As we conducted our research, it quickly became clear that the pandemic has compressed several years of digital banking growth into just one year, with banks reporting rapid uptake and increased usage of their apps and online services. Would banks now go further and start opening up their APIs to third parties and integrating fintechs’ offerings into their newly popular banking apps?
The executives interviewed said they are attracted to fintechs because of their ability to deliver new and innovative services at low costs. One Digital Delivery Executive from a UAE bank told us, “We have an innovation team, constantly talking to disruptors, collaborating with lots of different tech companies. Do you build or buy? It can go either way.”
The upside of working fintechs is that incumbent banks can potentially introduce new services quickly, satisfying customers’ demand for an expanded, digital-first relationship. Through open APIs, customers can permit banks to share their financial information with authorized providers as part of an open banking framework. This allows banks to work with third-party loan, credit rating and money transfer companies, enhance their loyalty programs and create new products such as mobile wallets that give customers an end-to-end view of their financial status.
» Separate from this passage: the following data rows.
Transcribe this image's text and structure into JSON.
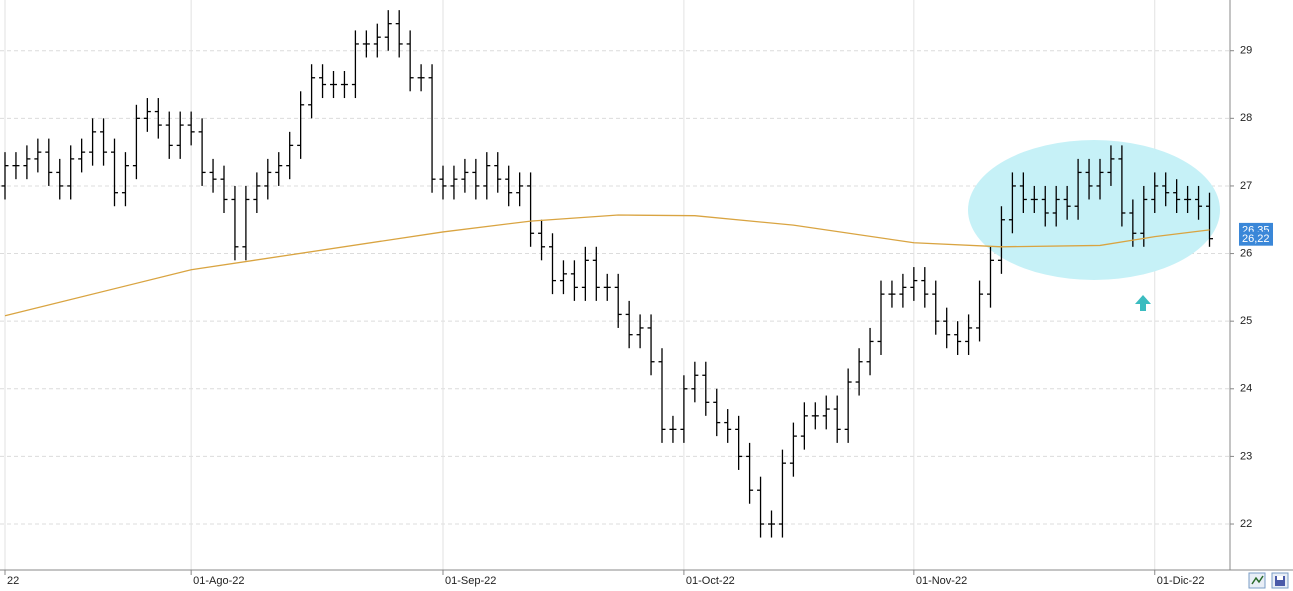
{
  "chart_data": {
    "type": "ohlc",
    "categories": [
      "22",
      null,
      null,
      null,
      null,
      null,
      null,
      null,
      null,
      null,
      null,
      null,
      null,
      null,
      null,
      null,
      null,
      "01-Ago-22",
      null,
      null,
      null,
      null,
      null,
      null,
      null,
      null,
      null,
      null,
      null,
      null,
      null,
      null,
      null,
      null,
      null,
      null,
      null,
      null,
      null,
      null,
      "01-Sep-22",
      null,
      null,
      null,
      null,
      null,
      null,
      null,
      null,
      null,
      null,
      null,
      null,
      null,
      null,
      null,
      null,
      null,
      null,
      null,
      null,
      null,
      "01-Oct-22",
      null,
      null,
      null,
      null,
      null,
      null,
      null,
      null,
      null,
      null,
      null,
      null,
      null,
      null,
      null,
      null,
      null,
      null,
      null,
      null,
      "01-Nov-22",
      null,
      null,
      null,
      null,
      null,
      null,
      null,
      null,
      null,
      null,
      null,
      null,
      null,
      null,
      null,
      null,
      null,
      null,
      null,
      null,
      null,
      "01-Dic-22",
      null,
      null,
      null,
      null,
      null
    ],
    "ohlc": {
      "color": "#000000",
      "open": [
        27.0,
        27.3,
        27.3,
        27.4,
        27.5,
        27.2,
        27.0,
        27.4,
        27.5,
        27.8,
        27.5,
        26.9,
        27.3,
        28.0,
        28.1,
        27.9,
        27.6,
        27.9,
        27.8,
        27.2,
        27.1,
        26.8,
        26.1,
        26.8,
        27.0,
        27.2,
        27.3,
        27.6,
        28.2,
        28.6,
        28.5,
        28.5,
        28.5,
        29.1,
        29.1,
        29.2,
        29.4,
        29.1,
        28.6,
        28.6,
        27.1,
        27.0,
        27.1,
        27.2,
        27.0,
        27.3,
        27.1,
        26.9,
        27.0,
        26.3,
        26.1,
        25.6,
        25.7,
        25.5,
        25.9,
        25.5,
        25.5,
        25.1,
        24.8,
        24.9,
        24.4,
        23.4,
        23.4,
        24.0,
        24.2,
        23.8,
        23.5,
        23.4,
        23.0,
        22.5,
        22.0,
        22.0,
        22.9,
        23.3,
        23.6,
        23.6,
        23.7,
        23.4,
        24.1,
        24.4,
        24.7,
        25.4,
        25.4,
        25.5,
        25.6,
        25.4,
        25.0,
        24.8,
        24.7,
        24.9,
        25.4,
        25.9,
        26.5,
        27.0,
        26.8,
        26.8,
        26.6,
        26.8,
        26.7,
        27.2,
        27.0,
        27.2,
        27.4,
        26.6,
        26.3,
        26.8,
        27.0,
        26.9,
        26.8,
        26.8,
        26.7
      ],
      "high": [
        27.5,
        27.5,
        27.6,
        27.7,
        27.7,
        27.4,
        27.6,
        27.7,
        28.0,
        28.0,
        27.7,
        27.5,
        28.2,
        28.3,
        28.3,
        28.1,
        28.1,
        28.1,
        28.0,
        27.4,
        27.3,
        27.0,
        27.0,
        27.2,
        27.4,
        27.5,
        27.8,
        28.4,
        28.8,
        28.8,
        28.7,
        28.7,
        29.3,
        29.3,
        29.4,
        29.6,
        29.6,
        29.3,
        28.8,
        28.8,
        27.3,
        27.3,
        27.4,
        27.4,
        27.5,
        27.5,
        27.3,
        27.2,
        27.2,
        26.5,
        26.3,
        25.9,
        25.9,
        26.1,
        26.1,
        25.7,
        25.7,
        25.3,
        25.1,
        25.1,
        24.6,
        23.6,
        24.2,
        24.4,
        24.4,
        24.0,
        23.7,
        23.6,
        23.2,
        22.7,
        22.2,
        23.1,
        23.5,
        23.8,
        23.8,
        23.9,
        23.9,
        24.3,
        24.6,
        24.9,
        25.6,
        25.6,
        25.7,
        25.8,
        25.8,
        25.6,
        25.2,
        25.0,
        25.1,
        25.6,
        26.1,
        26.7,
        27.2,
        27.2,
        27.0,
        27.0,
        27.0,
        27.0,
        27.4,
        27.4,
        27.4,
        27.6,
        27.6,
        26.8,
        27.0,
        27.2,
        27.2,
        27.1,
        27.0,
        27.0,
        26.9
      ],
      "low": [
        26.8,
        27.1,
        27.1,
        27.2,
        27.0,
        26.8,
        26.8,
        27.2,
        27.3,
        27.3,
        26.7,
        26.7,
        27.1,
        27.8,
        27.7,
        27.4,
        27.4,
        27.6,
        27.0,
        26.9,
        26.6,
        25.9,
        25.9,
        26.6,
        26.8,
        27.0,
        27.1,
        27.4,
        28.0,
        28.3,
        28.3,
        28.3,
        28.3,
        28.9,
        28.9,
        29.0,
        28.9,
        28.4,
        28.4,
        26.9,
        26.8,
        26.8,
        26.9,
        26.8,
        26.8,
        26.9,
        26.7,
        26.7,
        26.1,
        25.9,
        25.4,
        25.4,
        25.3,
        25.3,
        25.3,
        25.3,
        24.9,
        24.6,
        24.6,
        24.2,
        23.2,
        23.2,
        23.2,
        23.8,
        23.6,
        23.3,
        23.2,
        22.8,
        22.3,
        21.8,
        21.8,
        21.8,
        22.7,
        23.1,
        23.4,
        23.4,
        23.2,
        23.2,
        23.9,
        24.2,
        24.5,
        25.2,
        25.2,
        25.3,
        25.2,
        24.8,
        24.6,
        24.5,
        24.5,
        24.7,
        25.2,
        25.7,
        26.3,
        26.6,
        26.6,
        26.4,
        26.4,
        26.5,
        26.5,
        26.8,
        26.8,
        27.0,
        26.4,
        26.1,
        26.1,
        26.6,
        26.7,
        26.6,
        26.6,
        26.5,
        26.1
      ],
      "close": [
        27.3,
        27.3,
        27.4,
        27.5,
        27.2,
        27.0,
        27.4,
        27.5,
        27.8,
        27.5,
        26.9,
        27.3,
        28.0,
        28.1,
        27.9,
        27.6,
        27.9,
        27.8,
        27.2,
        27.1,
        26.8,
        26.1,
        26.8,
        27.0,
        27.2,
        27.3,
        27.6,
        28.2,
        28.6,
        28.5,
        28.5,
        28.5,
        29.1,
        29.1,
        29.2,
        29.4,
        29.1,
        28.6,
        28.6,
        27.1,
        27.0,
        27.1,
        27.2,
        27.0,
        27.3,
        27.1,
        26.9,
        27.0,
        26.3,
        26.1,
        25.6,
        25.7,
        25.5,
        25.9,
        25.5,
        25.5,
        25.1,
        24.8,
        24.9,
        24.4,
        23.4,
        23.4,
        24.0,
        24.2,
        23.8,
        23.5,
        23.4,
        23.0,
        22.5,
        22.0,
        22.0,
        22.9,
        23.3,
        23.6,
        23.6,
        23.7,
        23.4,
        24.1,
        24.4,
        24.7,
        25.4,
        25.4,
        25.5,
        25.6,
        25.4,
        25.0,
        24.8,
        24.7,
        24.9,
        25.4,
        25.9,
        26.5,
        27.0,
        26.8,
        26.8,
        26.6,
        26.8,
        26.7,
        27.2,
        27.0,
        27.2,
        27.4,
        26.6,
        26.3,
        26.8,
        27.0,
        26.9,
        26.8,
        26.8,
        26.7,
        26.22
      ],
      "last_label": "26,22"
    },
    "moving_average": {
      "color": "#d9a441",
      "x": [
        0,
        17,
        40,
        48,
        56,
        63,
        72,
        83,
        91,
        100,
        105,
        110
      ],
      "values": [
        25.08,
        25.76,
        26.32,
        26.48,
        26.57,
        26.56,
        26.42,
        26.16,
        26.1,
        26.12,
        26.25,
        26.35
      ],
      "last_label": "26,35"
    },
    "ylim": [
      21.32,
      29.75
    ],
    "yticks": [
      22,
      23,
      24,
      25,
      26,
      27,
      28,
      29
    ],
    "grid": true
  }
}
The adoption of open banking to offer innovative services sounds like a no-brainer when it comes to increasing customer loyalty to a bank. And certainly banks in fintech-friendly markets have taken to the practice with speed and enthusiasm.
The catch, however, is that for many of these innovations to work as intended, banks need to share private financial data with third-party fintechs. Are these smaller, often start-up, companies able to provide the level of the security required to handle such data? In some GCC markets, our research suggests that regulators assume that they’re not, and as such have prevented banks from partnering with fintechs in the ways we see in other markets.
Plus, with GCC banks’ profits now on the rebound, is there an immediate financial pressure to embrace open banking? Many of our survey respondents believe there’s not.
But what happens when consumer demand pushes regulators (and we believe it will) towards relaxing data-sharing rules? Then banks will have to decide whether they should embrace fintechs, or be wary of them.